No Sympathy for Racists, No Matter What Their Age

This week, racists marched through the streets of Orlando, flashing white power symbols in advance of a Donald Trump rally; the Democratic presidential frontrunner bragged about his ability to hobnob with segregationists; Senate Majority Leader Mitch McConnell said the U.S. doesn’t need reparations because “we’ve” made up for slavery by electing a black president; and a political debate erupted over what exactly constitutes a concentration camp.

And so, in the midst of what feels like pride week for bigots, I find it difficult to muster empathy for Kyle Kashuv, the Parkland-shooting-survivor-turned-conservative-activist, whose admission to Harvard was rescinded after violently racist comments he made in 2016 resurfaced.

In this time of emboldened racism, we need schools, employers, clubs, and everyone else to send a clear message about what kind of behavior our society values, and what we find intolerable. The language Kashuv used is about as intolerable as it gets.

Conservatives have gone from claiming they believe racist speech is unacceptable to arguing that it is not only forgivable, but expected.

Prominent conservatives have argued that Kashuv shouldn’t be punished for something he said when he was 16-years-old. (Although what is college admission if not a judgment of who you are at 16?) More disturbingly, they argued that expecting young white people to not use racial slurs is an unreasonable standard of behavior. Conservative podcast host Ben Shapiro, for example, tweeted that Harvard’s decision “sets up an insane, cruel standard that no one can possibly meet.” No one? Really?

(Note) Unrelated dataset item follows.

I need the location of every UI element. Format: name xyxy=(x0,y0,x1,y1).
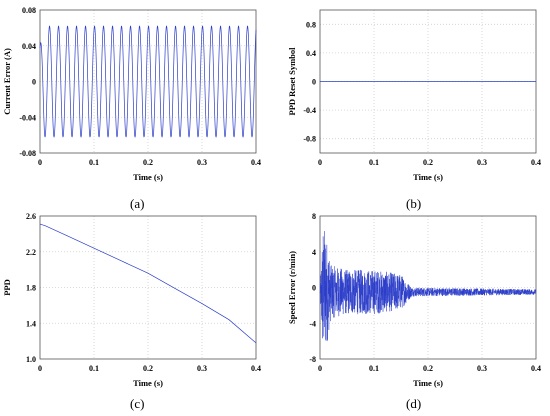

Conservatives have gone from claiming they believe racist speech is unacceptable to arguing that it is not only forgivable, but expected. The goalposts have moved from “I would never” to “everyone has” — a shift in rhetoric that should concern us all.

Others have claimed that Harvard’s rescindment leaves no room for personal growth or forgiveness. As New York Times columnist David Brooks writes, “People seem to think that the way to prove virtue is by denouncing and shunning, not through mercy and rigorous forgiveness.”

It’s true that Kashuv apologized, calling his comments “flippant,” “petty,” and “callous.” He did not, however, use the word “racist” once — a telling omission that doesn’t signal growth as much as it does damage control.

At the heart of this furor — like others that conservatives have labeled “free speech” fights — is a debate around who in America gets to make mistakes, who is granted forgiveness, and whose future is considered most worthy of protection.

When writer Kevin Williamson lost his job at The Atlantic for saying he thought women who have abortions should be killed by hanging, the conservative backlash centered on his career prospects and damaged reptuation. Not once did anyone consider what it might mean to the women who work at the magazine — statistically one in four of whom have likely had abortions — to sit at a desk next to someone who wanted them dead.

When Brett Kavanaugh was made to answer for a sexual assault allegation after recieving the nomination to the U.S. Supreme Court, the Republican backlash focused solely on his “ruined life,” with no regard for the millions of women whose rights would be in his hands.

If Harvard had not rescinded Kashuv’s admission, the message sent to black students at the school would be clear: The safety and comfort of an entire community on campus was less important than the “redemption” of a young racist.

At the end of the day, that’s what conservatives are mad about: They can’t do and say whatever they want without being held accountable, that the privileges they feel entitled to — whether admission to Harvard or a seat on the Supreme Court — are no longer sure things.